Donald Trump a accordé dix jours de plus à l’Iran pour négocier avant de frapper. « Nous prévoyons la fin des opérations dans les deux prochaines semaines », a déclaré Marco Rubio, ministre américain des Affaires étrangères, lors d’une réunion en France.

Mais les négociations semblent au point mort. Les responsables iraniens affirment publiquement ne pas vouloir négocier. Les frappes continuent. Et la menace sur l’eau reste.

Une cible stratégique

Les usines de dessalement ne sont pas les seules en ligne de mire. Les centrales électriques, dépendantes de l’eau pour leur refroidissement, sont également menacées. Une double vulnérabilité.

Si ces installations étaient détruites, la région pourrait être privée d’électricité. Les hôpitaux, les services essentiels, les usines de dessalement elles-mêmes — tout serait affecté. Un effet domino dévastateur.

Les systèmes de défense anti-aériens protègent déjà les plus grandes usines. Mais face à une attaque massive, leur efficacité reste incertaine. Les questions restent sans réponse. Pour l’instant.

Une crise humanitaire en perspective

Les conséquences d’une telle attaque seraient catastrophiques.
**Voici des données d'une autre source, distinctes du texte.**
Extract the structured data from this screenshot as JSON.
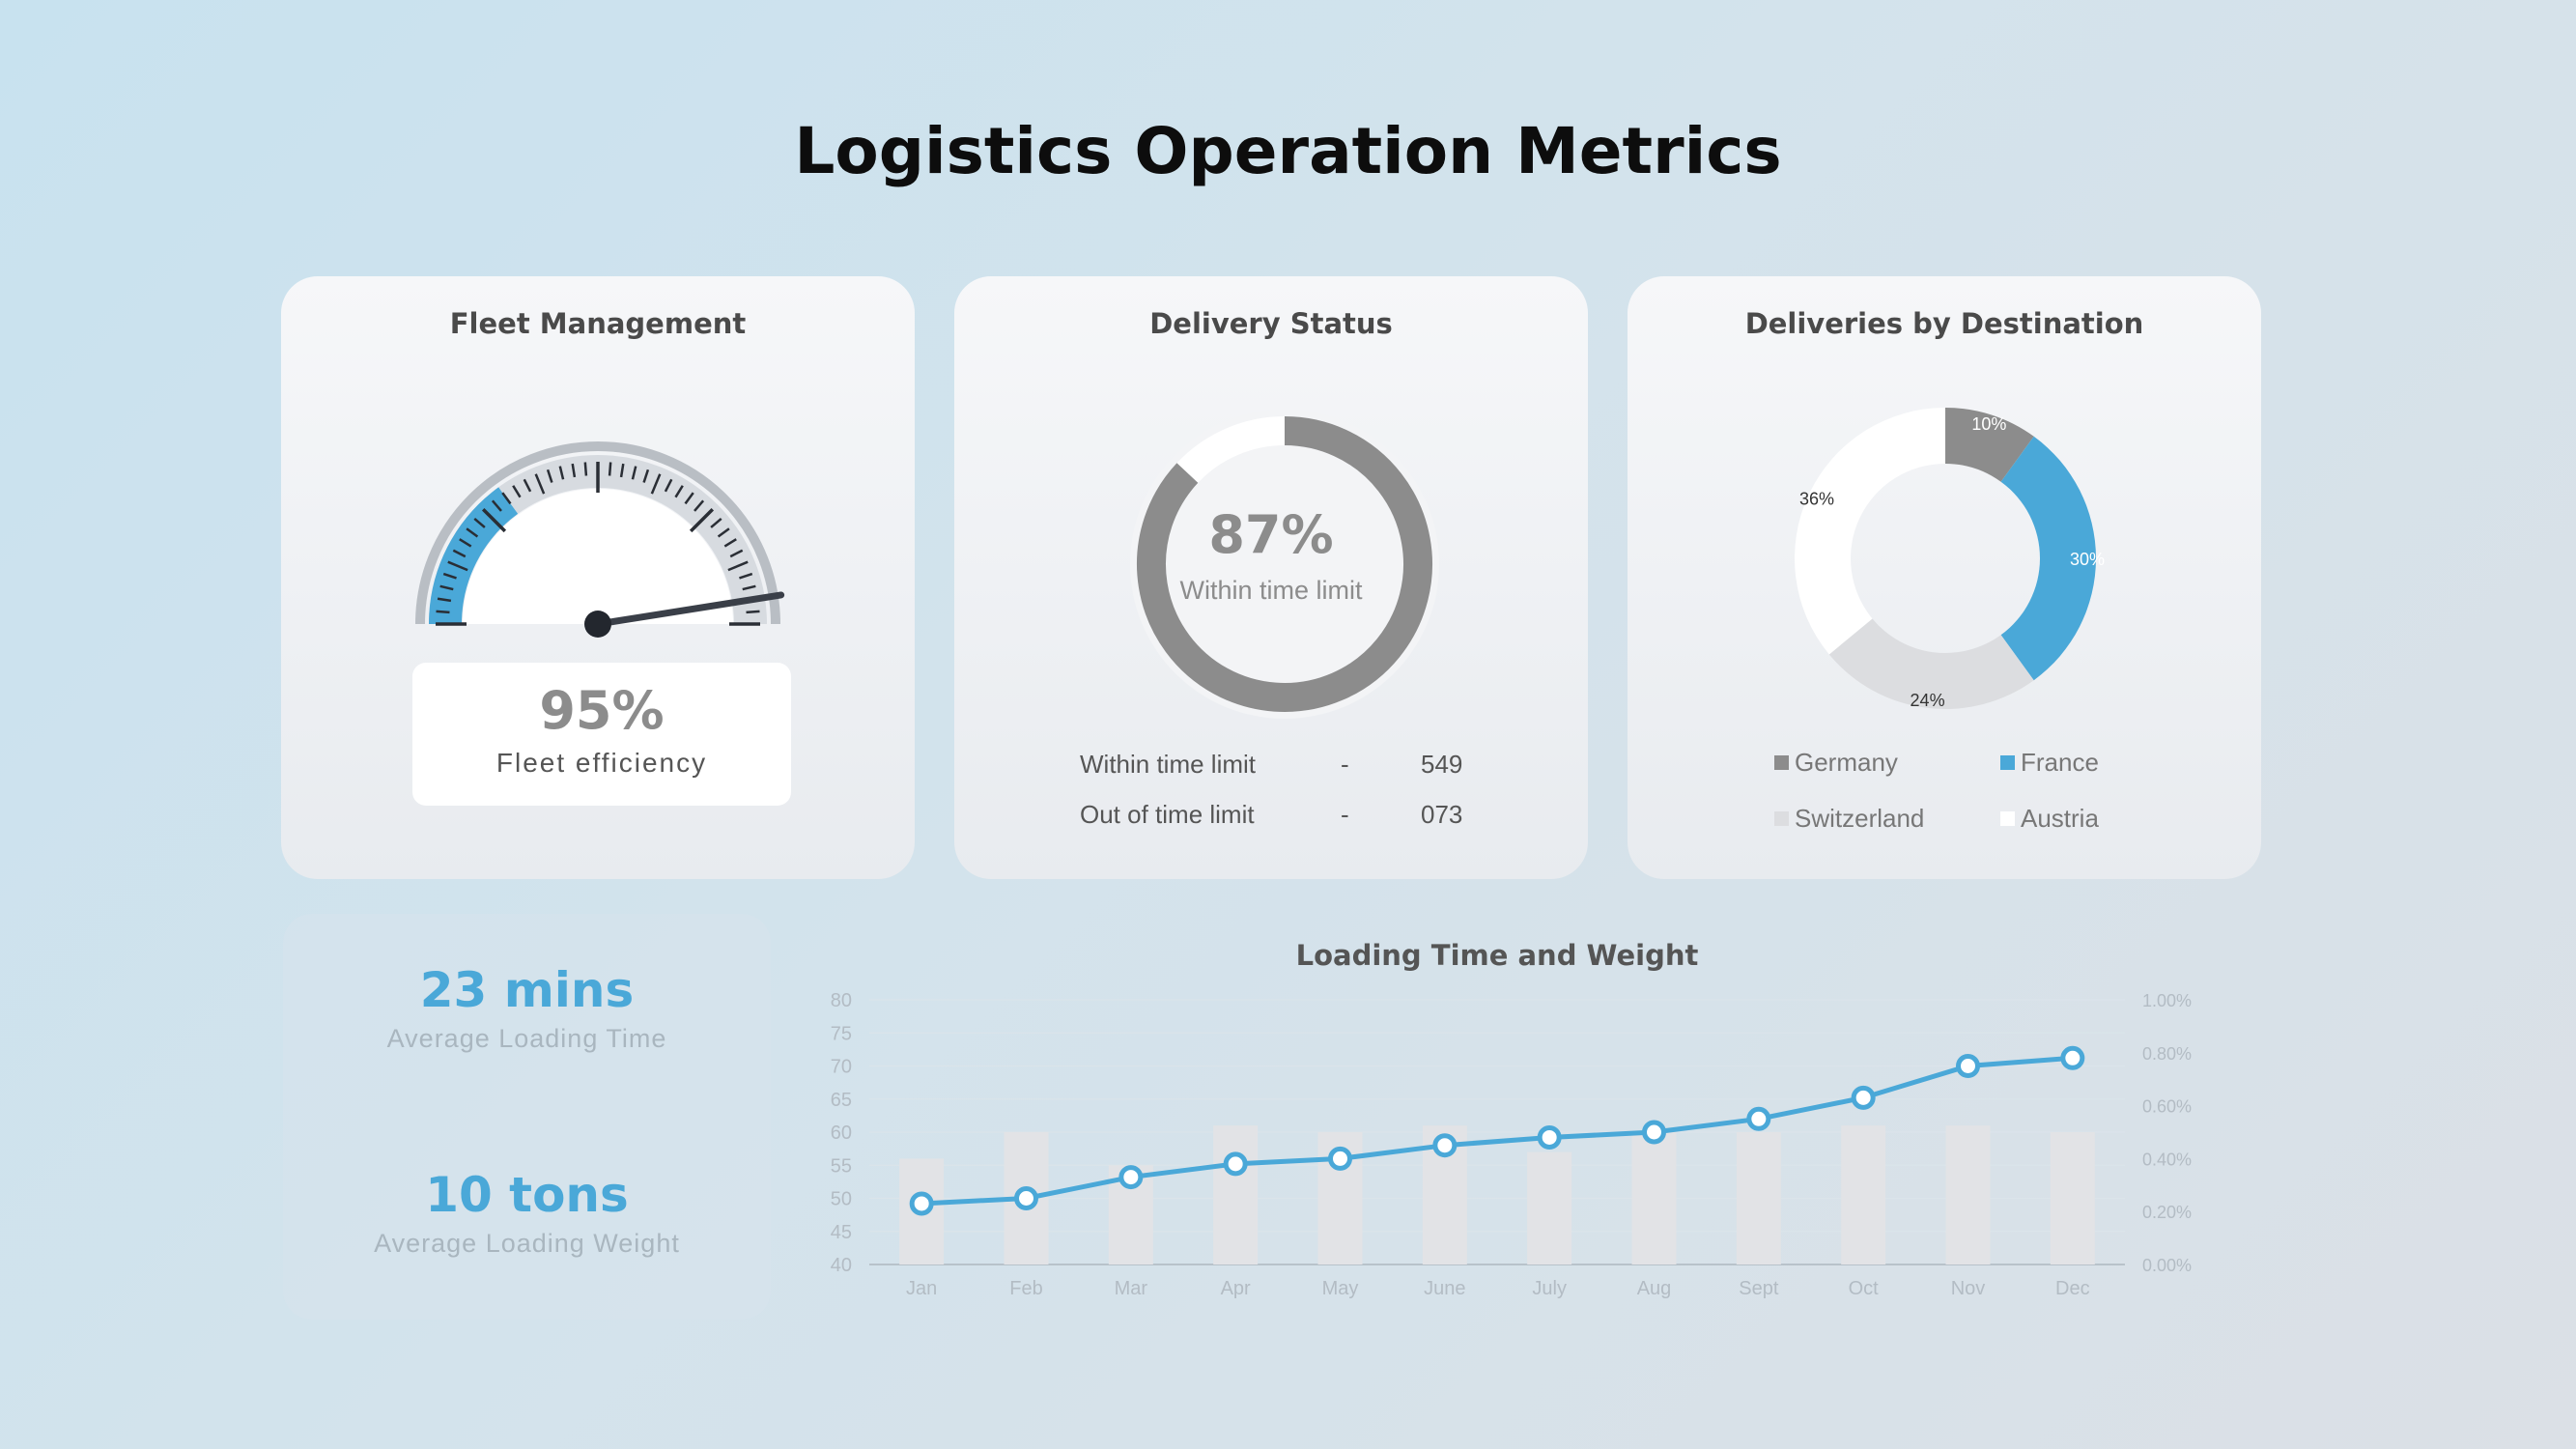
{
  "page_title": "Logistics Operation Metrics",
  "fleet": {
    "title": "Fleet Management",
    "efficiency_value": "95%",
    "efficiency_label": "Fleet efficiency"
  },
  "delivery_status": {
    "title": "Delivery Status",
    "center_value": "87%",
    "center_label": "Within time limit",
    "rows": [
      {
        "label": "Within time limit",
        "sep": "-",
        "value": "549"
      },
      {
        "label": "Out of time limit",
        "sep": "-",
        "value": "073"
      }
    ]
  },
  "destinations": {
    "title": "Deliveries by Destination",
    "legend": [
      "Germany",
      "France",
      "Switzerland",
      "Austria"
    ]
  },
  "kpis": [
    {
      "value": "23 mins",
      "label": "Average Loading Time"
    },
    {
      "value": "10 tons",
      "label": "Average Loading Weight"
    }
  ],
  "chart_data": [
    {
      "type": "gauge",
      "title": "Fleet Management",
      "value": 95,
      "range": [
        0,
        100
      ],
      "highlight_fraction": 0.3,
      "colors": {
        "highlight": "#4aa8d8",
        "track": "#d7dbe0",
        "needle": "#3a3f48"
      }
    },
    {
      "type": "pie",
      "title": "Delivery Status",
      "values": [
        87,
        13
      ],
      "labels": [
        "Within time limit",
        "Out of time limit"
      ],
      "colors": [
        "#8c8c8c",
        "#ffffff"
      ]
    },
    {
      "type": "pie",
      "title": "Deliveries by Destination",
      "categories": [
        "Germany",
        "France",
        "Switzerland",
        "Austria"
      ],
      "values": [
        10,
        30,
        24,
        36
      ],
      "data_labels": [
        "10%",
        "30%",
        "24%",
        "36%"
      ],
      "colors": [
        "#8c8c8c",
        "#4aa8d8",
        "#dcdde0",
        "#ffffff"
      ],
      "legend": "bottom"
    },
    {
      "type": "bar",
      "title": "Loading Time and Weight",
      "categories": [
        "Jan",
        "Feb",
        "Mar",
        "Apr",
        "May",
        "June",
        "July",
        "Aug",
        "Sept",
        "Oct",
        "Nov",
        "Dec"
      ],
      "series": [
        {
          "type": "bar",
          "axis": "left",
          "values": [
            56,
            60,
            55,
            61,
            60,
            61,
            57,
            60,
            60,
            61,
            61,
            60
          ],
          "color": "#e2e3e6"
        },
        {
          "type": "line",
          "axis": "right",
          "values": [
            0.23,
            0.25,
            0.33,
            0.38,
            0.4,
            0.45,
            0.48,
            0.5,
            0.55,
            0.63,
            0.75,
            0.78
          ],
          "color": "#4aa8d8"
        }
      ],
      "y_left": {
        "lim": [
          40,
          80
        ],
        "ticks": [
          40,
          45,
          50,
          55,
          60,
          65,
          70,
          75,
          80
        ]
      },
      "y_right": {
        "lim": [
          0,
          1
        ],
        "ticks": [
          "0.00%",
          "0.20%",
          "0.40%",
          "0.60%",
          "0.80%",
          "1.00%"
        ]
      },
      "grid": true
    }
  ]
}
Près de 100 millions de personnes dépendent des usines de dessalement pour leur approvisionnement en eau. Les villes seraient paralysées. Les hôpitaux, sans électricité ni eau, ne pourraient fonctionner.

Les services essentiels — pompiers, police, transports — seraient perturbés. L’agriculture, déjà fragile, s’effondrerait. Une crise humanitaire majeure se profile.

L’Iran, de son côté, dispose de rivières et de réserves d’eau. Il est moins dépendant que ses voisins. Une asymétrie dangereuse.

Une ligne rouge pour la région

Les pays du Golfe pourraient réagir violemment à une telle attaque. Une ligne rouge serait franchie. Les alliances pourraient se resserrer. L’escalade militaire s’intensifierait.

Donald Trump a déjà menacé de frapper les centrales électriques iraniennes. Une attaque contre les infrastructures hydrauliques pourrait pousser les États-Unis à agir plus fortement.

La région est au bord du précipice. Une guerre totale pourrait éclater. L’eau en serait le catalyseur.

À suivre

Les frappes continuent. Les tensions montent. Et la menace sur l’eau reste. Les négociations semblent au point mort. Les questions restent sans réponse. Pour l’instant.

L’Iran joue un jeu dangereux. Les conséquences pourraient être catastrophiques. La région est au bord du précipice. À suivre.